Depuis, ses balises de détresse ont été déclenchées alors qu’elle se trouvait au Sud de l’île Saint-Paul, dans les Terres australes et antarctiques françaises, zone à la limite de celle sous la responsabilité du MRCC de La Réunion (Centre régional opérationnel de surveillance et de sauvetage ou CROSS) et de celle gérée par l’Australie. Des secours ont ainsi été activés par les deux pays. Un survol a permis de voir Abby ce matin à bord de son bateau démâté et elle a indiqué par VHF qu’elle n’était pas blessée. Un bateau de pêche français sera sur elle dans un peu plus de vingt-quatre heures à compter de ce vendredi matin 11 juin.

 

 

 

À dix jours de l’hiver austral, Abby Sunderland est à l’orée des Quarantièmes rugissants au coeur de l’océan Indien, loin de tout secours aérien possible (© SHOM/MaxSea/Olivier Chapuis). 

 

 

Les jeunes ont envie de naviguer et de voir le vaste monde ? Très bien, ce n’est pas moi qui vais critiquer cette envie. Je serais mal placé, ayant fait ma première Mini-Transat à 21 ans, avec pas mal de mésaventures à la clé (chavirage dans la tempête Irène, abordage et démâtage par un porte-conteneurs, remâtage et terminé classé). Sauf qu’il ne faut pas confondre coup de main des parents et coups médiatiques gonflés par l’effet télé réalité et Internet où, à côté de l’interactivité positive des blogs, il y a aussi nombre de prétextes aux dérives de l’ego des pères frustrés (je ne parle pas en particulier de celui-ci, je ne le connais pas). Le business a ici des effets autrement plus pervers que les autocollants d’antan renvoyant l’ascenseur aux fournisseurs…

 

Y a des vrais coups de pied au tapecul qui se perdent ! J’espère que Papa Sunderland commence à réaliser qu’il a pété une drisse en envoyant sa fille à cette saison par les trois caps, alors qu’à mon avis, c’était déjà beaucoup trop tardif pour l’Australienne Jessica Watson, arrivée mi-mai à Sydney.

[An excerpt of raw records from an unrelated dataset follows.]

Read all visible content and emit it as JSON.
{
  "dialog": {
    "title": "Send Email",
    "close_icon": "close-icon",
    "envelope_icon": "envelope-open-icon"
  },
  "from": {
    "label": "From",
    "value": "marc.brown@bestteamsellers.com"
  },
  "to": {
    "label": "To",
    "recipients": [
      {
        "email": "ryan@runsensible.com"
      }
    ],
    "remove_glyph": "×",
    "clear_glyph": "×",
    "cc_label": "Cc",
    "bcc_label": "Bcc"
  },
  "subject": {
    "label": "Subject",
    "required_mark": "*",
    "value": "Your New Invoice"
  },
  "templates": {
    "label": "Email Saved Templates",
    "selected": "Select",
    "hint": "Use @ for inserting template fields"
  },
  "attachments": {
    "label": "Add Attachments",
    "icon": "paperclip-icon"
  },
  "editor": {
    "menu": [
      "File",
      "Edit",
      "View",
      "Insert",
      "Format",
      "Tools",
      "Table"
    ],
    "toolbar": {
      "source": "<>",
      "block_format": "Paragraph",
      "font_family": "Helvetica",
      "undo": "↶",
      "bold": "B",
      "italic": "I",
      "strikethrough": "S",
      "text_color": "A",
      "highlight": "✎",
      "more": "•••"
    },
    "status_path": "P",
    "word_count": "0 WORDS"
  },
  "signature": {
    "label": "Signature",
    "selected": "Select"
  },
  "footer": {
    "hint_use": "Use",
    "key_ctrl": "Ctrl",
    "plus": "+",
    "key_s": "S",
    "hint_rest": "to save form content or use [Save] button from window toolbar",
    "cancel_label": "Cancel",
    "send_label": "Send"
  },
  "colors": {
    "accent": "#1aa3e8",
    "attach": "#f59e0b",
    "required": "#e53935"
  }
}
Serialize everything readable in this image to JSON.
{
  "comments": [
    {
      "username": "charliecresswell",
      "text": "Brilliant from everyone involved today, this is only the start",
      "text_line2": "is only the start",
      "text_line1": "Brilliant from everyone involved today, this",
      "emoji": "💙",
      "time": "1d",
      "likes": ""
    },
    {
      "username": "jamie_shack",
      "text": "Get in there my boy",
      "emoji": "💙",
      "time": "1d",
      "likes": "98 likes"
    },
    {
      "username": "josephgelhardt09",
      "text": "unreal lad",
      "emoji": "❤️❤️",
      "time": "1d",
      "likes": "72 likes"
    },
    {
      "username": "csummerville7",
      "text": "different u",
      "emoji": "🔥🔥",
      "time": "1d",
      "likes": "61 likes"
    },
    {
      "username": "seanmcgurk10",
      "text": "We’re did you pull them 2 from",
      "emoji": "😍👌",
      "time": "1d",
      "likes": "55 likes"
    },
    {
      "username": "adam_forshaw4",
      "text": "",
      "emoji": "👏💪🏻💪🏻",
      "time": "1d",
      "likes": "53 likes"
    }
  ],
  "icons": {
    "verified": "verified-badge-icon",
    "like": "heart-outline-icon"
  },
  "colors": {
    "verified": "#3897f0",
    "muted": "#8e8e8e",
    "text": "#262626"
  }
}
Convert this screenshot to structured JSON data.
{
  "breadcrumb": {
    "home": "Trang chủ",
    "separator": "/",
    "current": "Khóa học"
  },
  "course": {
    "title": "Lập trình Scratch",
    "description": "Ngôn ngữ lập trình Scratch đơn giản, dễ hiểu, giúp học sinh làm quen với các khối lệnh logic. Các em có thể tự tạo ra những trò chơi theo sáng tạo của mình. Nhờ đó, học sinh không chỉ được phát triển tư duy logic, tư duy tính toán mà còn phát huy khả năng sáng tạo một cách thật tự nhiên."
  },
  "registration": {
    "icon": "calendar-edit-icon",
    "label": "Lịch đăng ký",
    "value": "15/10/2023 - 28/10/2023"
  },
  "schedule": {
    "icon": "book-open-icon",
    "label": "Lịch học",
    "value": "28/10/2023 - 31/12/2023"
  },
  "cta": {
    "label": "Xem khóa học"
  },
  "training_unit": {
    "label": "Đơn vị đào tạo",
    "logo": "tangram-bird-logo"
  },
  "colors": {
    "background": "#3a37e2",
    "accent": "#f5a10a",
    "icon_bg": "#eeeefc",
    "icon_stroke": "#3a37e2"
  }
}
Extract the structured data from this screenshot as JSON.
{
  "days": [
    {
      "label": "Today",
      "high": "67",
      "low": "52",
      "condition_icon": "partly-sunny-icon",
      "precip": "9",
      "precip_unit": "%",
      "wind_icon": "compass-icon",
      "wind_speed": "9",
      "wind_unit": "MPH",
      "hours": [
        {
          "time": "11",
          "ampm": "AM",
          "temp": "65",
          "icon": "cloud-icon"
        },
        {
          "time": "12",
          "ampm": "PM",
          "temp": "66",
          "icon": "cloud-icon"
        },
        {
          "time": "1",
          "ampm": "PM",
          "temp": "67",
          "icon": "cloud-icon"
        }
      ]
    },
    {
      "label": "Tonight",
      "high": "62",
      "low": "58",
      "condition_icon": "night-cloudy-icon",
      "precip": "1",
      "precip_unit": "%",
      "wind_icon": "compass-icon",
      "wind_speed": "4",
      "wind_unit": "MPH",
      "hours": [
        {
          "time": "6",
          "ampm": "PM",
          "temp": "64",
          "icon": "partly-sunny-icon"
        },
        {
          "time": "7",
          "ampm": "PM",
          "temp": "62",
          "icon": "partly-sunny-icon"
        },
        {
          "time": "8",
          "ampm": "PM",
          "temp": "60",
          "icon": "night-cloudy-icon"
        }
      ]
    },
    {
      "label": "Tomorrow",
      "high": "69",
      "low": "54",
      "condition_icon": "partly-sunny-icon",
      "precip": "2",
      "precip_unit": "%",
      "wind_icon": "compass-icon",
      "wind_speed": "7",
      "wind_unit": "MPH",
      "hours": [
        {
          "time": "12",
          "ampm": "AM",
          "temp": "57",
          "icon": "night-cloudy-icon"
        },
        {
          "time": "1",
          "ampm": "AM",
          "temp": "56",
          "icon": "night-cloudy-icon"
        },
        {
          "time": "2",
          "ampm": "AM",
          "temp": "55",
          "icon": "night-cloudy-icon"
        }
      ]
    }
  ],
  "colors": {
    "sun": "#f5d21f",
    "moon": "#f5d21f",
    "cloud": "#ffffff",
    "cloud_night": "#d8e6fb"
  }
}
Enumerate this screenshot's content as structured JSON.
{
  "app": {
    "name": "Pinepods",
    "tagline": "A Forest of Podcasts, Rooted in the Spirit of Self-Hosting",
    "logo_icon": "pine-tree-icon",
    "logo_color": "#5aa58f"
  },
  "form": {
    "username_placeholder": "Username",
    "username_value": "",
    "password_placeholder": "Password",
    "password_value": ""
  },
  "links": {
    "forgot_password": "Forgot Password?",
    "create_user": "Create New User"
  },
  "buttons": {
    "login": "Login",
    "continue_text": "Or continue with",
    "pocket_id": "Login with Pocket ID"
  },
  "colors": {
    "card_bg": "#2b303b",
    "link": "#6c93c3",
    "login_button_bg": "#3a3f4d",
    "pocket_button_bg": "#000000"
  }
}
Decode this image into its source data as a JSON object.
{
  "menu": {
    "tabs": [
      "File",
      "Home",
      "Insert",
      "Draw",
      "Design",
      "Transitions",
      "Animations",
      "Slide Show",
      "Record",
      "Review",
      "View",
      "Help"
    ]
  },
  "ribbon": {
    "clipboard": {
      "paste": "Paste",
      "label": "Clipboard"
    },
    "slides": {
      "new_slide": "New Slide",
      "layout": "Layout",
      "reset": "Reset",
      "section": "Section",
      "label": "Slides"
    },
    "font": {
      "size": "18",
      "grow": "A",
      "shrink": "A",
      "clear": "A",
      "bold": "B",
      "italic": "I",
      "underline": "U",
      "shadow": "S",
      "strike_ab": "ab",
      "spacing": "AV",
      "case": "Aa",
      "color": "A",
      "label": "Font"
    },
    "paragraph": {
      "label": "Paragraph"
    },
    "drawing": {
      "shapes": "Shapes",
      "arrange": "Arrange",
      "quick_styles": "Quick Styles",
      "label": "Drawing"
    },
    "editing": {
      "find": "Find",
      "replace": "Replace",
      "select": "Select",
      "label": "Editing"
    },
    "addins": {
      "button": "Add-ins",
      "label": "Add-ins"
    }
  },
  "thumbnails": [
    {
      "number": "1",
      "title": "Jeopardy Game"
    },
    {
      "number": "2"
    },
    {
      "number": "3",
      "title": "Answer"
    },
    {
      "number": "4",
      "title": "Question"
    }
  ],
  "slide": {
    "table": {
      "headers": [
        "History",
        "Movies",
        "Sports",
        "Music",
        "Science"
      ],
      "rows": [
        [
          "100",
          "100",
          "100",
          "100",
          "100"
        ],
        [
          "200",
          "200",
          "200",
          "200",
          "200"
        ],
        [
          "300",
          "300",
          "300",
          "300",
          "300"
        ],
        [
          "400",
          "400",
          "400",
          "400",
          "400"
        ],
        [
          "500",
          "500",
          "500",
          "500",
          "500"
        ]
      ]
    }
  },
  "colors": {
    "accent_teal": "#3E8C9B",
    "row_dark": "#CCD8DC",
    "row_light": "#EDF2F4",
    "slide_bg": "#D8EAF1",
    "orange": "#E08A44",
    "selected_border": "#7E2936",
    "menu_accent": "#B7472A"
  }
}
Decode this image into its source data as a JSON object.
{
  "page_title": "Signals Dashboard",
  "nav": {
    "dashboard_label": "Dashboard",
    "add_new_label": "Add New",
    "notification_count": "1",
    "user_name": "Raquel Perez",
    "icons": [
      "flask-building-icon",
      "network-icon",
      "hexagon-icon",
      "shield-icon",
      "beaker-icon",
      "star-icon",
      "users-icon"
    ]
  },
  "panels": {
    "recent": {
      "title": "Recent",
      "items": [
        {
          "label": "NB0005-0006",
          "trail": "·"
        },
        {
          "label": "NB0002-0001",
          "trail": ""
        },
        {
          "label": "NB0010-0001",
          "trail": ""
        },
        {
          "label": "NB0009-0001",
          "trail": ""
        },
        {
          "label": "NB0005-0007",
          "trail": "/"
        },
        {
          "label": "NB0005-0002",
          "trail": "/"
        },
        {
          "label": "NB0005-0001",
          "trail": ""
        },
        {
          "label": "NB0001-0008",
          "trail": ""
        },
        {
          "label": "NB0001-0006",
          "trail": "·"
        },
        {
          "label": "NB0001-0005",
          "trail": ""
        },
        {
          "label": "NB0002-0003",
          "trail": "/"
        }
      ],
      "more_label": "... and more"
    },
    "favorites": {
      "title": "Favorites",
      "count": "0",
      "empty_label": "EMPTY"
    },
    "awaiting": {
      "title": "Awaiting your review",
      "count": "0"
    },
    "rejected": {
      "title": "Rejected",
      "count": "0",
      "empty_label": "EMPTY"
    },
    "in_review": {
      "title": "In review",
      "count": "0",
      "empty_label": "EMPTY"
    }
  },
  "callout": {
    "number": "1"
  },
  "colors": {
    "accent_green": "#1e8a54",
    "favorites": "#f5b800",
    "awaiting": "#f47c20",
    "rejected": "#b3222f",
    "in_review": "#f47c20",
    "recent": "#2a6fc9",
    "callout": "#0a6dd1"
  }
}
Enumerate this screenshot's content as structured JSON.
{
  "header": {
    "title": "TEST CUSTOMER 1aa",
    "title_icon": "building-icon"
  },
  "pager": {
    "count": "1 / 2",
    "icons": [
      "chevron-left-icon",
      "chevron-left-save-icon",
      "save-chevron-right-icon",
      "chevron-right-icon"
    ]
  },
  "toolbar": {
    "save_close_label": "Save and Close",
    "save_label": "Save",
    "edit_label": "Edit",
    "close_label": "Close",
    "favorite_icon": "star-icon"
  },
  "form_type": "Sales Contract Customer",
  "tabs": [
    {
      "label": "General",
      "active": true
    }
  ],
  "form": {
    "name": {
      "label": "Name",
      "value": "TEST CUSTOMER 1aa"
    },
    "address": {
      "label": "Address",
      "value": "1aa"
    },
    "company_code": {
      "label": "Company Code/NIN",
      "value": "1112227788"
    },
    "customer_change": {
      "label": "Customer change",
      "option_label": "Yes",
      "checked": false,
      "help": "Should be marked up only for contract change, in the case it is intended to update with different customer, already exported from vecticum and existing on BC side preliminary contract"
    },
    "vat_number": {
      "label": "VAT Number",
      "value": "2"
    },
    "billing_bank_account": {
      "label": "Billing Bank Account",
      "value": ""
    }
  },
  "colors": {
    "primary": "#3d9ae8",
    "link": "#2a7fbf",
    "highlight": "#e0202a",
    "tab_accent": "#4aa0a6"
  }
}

Mais je ne n’en suis pas du tout certain, bien au contraire. Si sa fille est récupérée indemne, ce qui ne sera pas simple à cet endroit et avec la météo sur place, cela donnera lieu à du bruit médiatique (pas de chance pour le scénario, la Coupe du monde éclipsera vite l’info : la voile c’est quand même pas le foot, heureusement !), un livre, un film, un DVD, des conférences et tutti quanti…

 

Ce 11 juin au matin, tant que le survol n’avait pas été effectué, le site d’Abby Sunderland avait été totalement vidé de ses informations habituelles… puis elles sont revenues avec le buzz, comme les annonces des sponsors ! On vit une époque formidable même si cela a toujours existé depuis les balbutiements de la voile spectacle, il y a bien longtemps (nous y participons aussi dans la presse nautique). Laurence, le père d’Abby, n’en est pas à son coup d’essai. Zac, son fiston, avait réussi son propre tour du monde, plutôt bien d’ailleurs. Mais ce n’était pas le Grand Sud et encore moins à cette saison. La surenchère a encore frappé, la connerie vole en escadrille, ça peut être mortel.

 

 

 

Le dossier de Voiles et voiliers posait quelques questions et émettait quelques doutes, comme dans cette légende d’un autoportrait d’Abby Sunderland posté sur son blog (© Voiles et voiliers).

 

 

Certains seront peut-être choqués par mes propos et le fait que je les tienne en ces circonstances potentiellement dramatiques. Mais je suis au moins autant choqué qu’eux par cette société du show où tout est prétexte à faire de la notoriété, donc du fric, vite fait mal fait. À cet égard, j’ai regardé voici quelques semaines le film consacré au tour du monde du jeune Anglais Mike Perham. Je n’ai jamais vu un documentaire de voile aussi vomitif, dans le commentaire ou la pseudo dramatisation entre autres. Et je vous assure que ce n’est pas la houle des mers du Sud qui m’a foutu la nausée.

 

O.C.

 

PS. Partant naviguer, ce blog s’interrompt pour quelques semaines. Cela dit quant à l’impossibilité d’une mise à jour concernant les opérations en cours, dont j’espère de tout coeur qu’elles récupéreront saine et sauve cette jeune Américaine. Une ado, tourdumondiste ou pas.